I've made a first step forward and I was able to parse the test input given before. Now I changed my parser to recognize the declaration of multiple procedures on the same level. To do this, this is how my new parse looks like:

...

%name myParse
%error { parseError }

%token
    KW_PROCEDURE        { KW_TokenProcedure }
    KW_END              { KW_TokenEnd }
    ';'                 { KW_TokenSemiColon }
    identifier          { TokenVariableIdentifier $$ }

%%

ProcedureDeclarationList    :   ProcedureDeclaration                                { $1 }
                            |   ProcedureDeclaration ';' ProcedureDeclarationList   { $3:[$1] }

ProcedureDeclaration        :   ProcedureHeading ';' ProcedureBody identifier       { addProcedureToProcedure $1 $3 }

ProcedureHeading            :   KW_PROCEDURE identifier                             { defaultProcedure { procedureName = $2 } }

ProcedureBody               :   KW_END                                              { Nothing }
                            |   DeclarationSequence KW_END                          { Just $1 }

DeclarationSequence         :    ProcedureDeclarationList                           { $1 }

{
parseError :: [Token] -> a
parseError _ = error "Parse error"

main = do
  inStr <- getContents
  let result = myParse (alexScanTokens inStr)
  putStrLn ("result: " ++ show(result))
}

The thing is, it fails to compile giving me this error:

Occurs check: cannot construct the infinite type: t5 ~ [t5]
    Expected type: HappyAbsSyn t5 t5 t6 t7 t8 t9
                   -> HappyAbsSyn t5 t5 t6 t7 t8 t9
                   -> HappyAbsSyn t5 t5 t6 t7 t8 t9
                   -> HappyAbsSyn t5 t5 t6 t7 t8 t9
      Actual type: HappyAbsSyn t5 t5 t6 t7 t8 t9
                   -> HappyAbsSyn t5 t5 t6 t7 t8 t9
                   -> HappyAbsSyn t5 t5 t6 t7 t8 t9
                   -> HappyAbsSyn [t5] t5 t6 t7 t8 t9
    ...

I know for sure that it's caused by the second element of my ProcedureDeclarationsList rule, but I don't understand why.

Answer 1

There are two things to note here.

1. happy uses the first production rule as the top-level production for myParse .

Your first production rule is ProcedureDeclaration , so that's all it's going to try to parse.
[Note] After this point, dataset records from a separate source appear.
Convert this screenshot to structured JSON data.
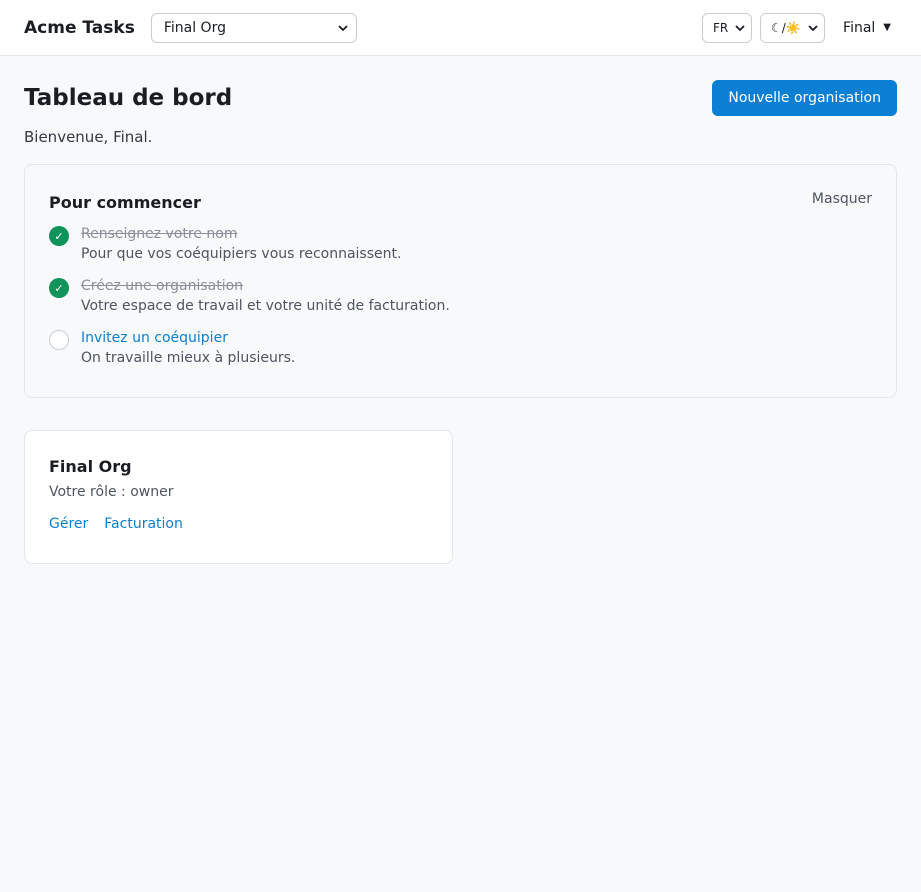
{
  "header": {
    "brand": "Acme Tasks",
    "org_select_value": "Final Org",
    "lang_select_value": "FR",
    "theme_select_value": "☾/☀️",
    "user_name": "Final",
    "user_caret": "▼"
  },
  "page": {
    "title": "Tableau de bord",
    "new_org_button": "Nouvelle organisation",
    "welcome": "Bienvenue, Final."
  },
  "checklist": {
    "title": "Pour commencer",
    "hide_label": "Masquer",
    "steps": [
      {
        "title": "Renseignez votre nom",
        "desc": "Pour que vos coéquipiers vous reconnaissent.",
        "done": true,
        "check": "✓"
      },
      {
        "title": "Créez une organisation",
        "desc": "Votre espace de travail et votre unité de facturation.",
        "done": true,
        "check": "✓"
      },
      {
        "title": "Invitez un coéquipier",
        "desc": "On travaille mieux à plusieurs.",
        "done": false,
        "check": ""
      }
    ]
  },
  "org_card": {
    "name": "Final Org",
    "role": "Votre rôle : owner",
    "manage_link": "Gérer",
    "billing_link": "Facturation"
  },
  "colors": {
    "accent": "#0a7fd4",
    "success": "#11935c",
    "background": "#f8f9fb"
  }
}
You probably want to make DeclarationSequence the first rule.

2. The return type of your productions are IO-actions, and in Haskell IO-actions are values. They are not "executed" until they become part of main . That means you need to write your productions like this:

    DeclarationSequence : ProcedureDeclaration { do $1; putStrLn("G") } ProcedureDeclaration : ProcedureHeading ';' ProcedureBody identifier { do $1; $3; putStrLn("C") } 

That is, the return value of the DeclarationSequence rule is the IO-action returned by ProcedureDeclaration followed by putStrLn "G" .

And the return value of the ProducedureDeclaration rule is the action returned by ProcudureHeading followed by the action returned by ProcedureBody followed by putStrLn "C" .
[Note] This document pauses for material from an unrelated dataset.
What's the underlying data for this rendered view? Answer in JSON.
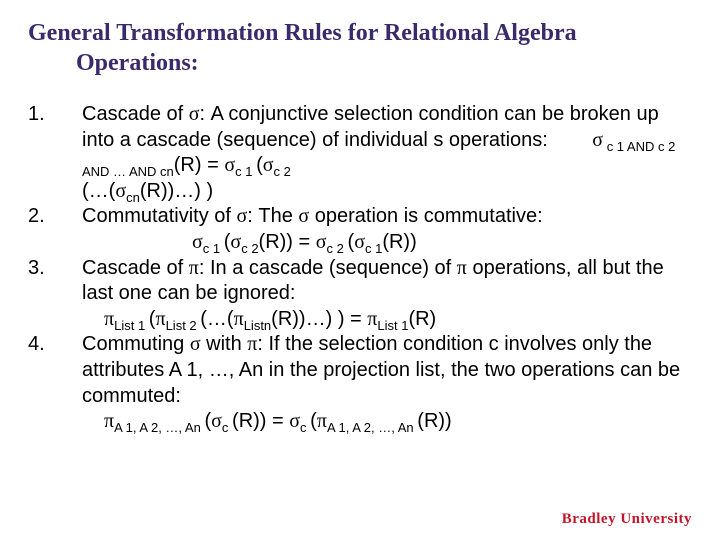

You could also write the RHS of the rules using the >> operator:

{ $1 >> putStrLn "G" }
{ $1 >> $3 >> putStrLn "C" }

Note that you have to decide the order in which to sequence the actions - ie pre-/post-/in- order.

Working example: http://lpaste.net/162432

Answer 2

It seems okay your expression has been parsed just fine. Check the return type of myParse , I guess it will be IO () , and the actual action will be putStrLn("D") - is what your wrote in ProcedureDeclaration . Next, your put call to myParse in the do block, it will be interpreted as print .. >> myParse (..) >> putStrLn .. or just linking monadic actions. myParse will return an action which will print "D" so the output is exactly what one would expect.

You have other actions defined in ProcedureBody and DeclarationSequence . But you never use these actions in any way, it's like you will write:

    do
      let a = putStrLn "E"
      putStrLn("C")

Which will output "C", a is not used by any means. Same with your parser. If you want to invoke these actions, try to write $1 >> putStrLn("C") >> $2 in ProcedureDeclaration associated code.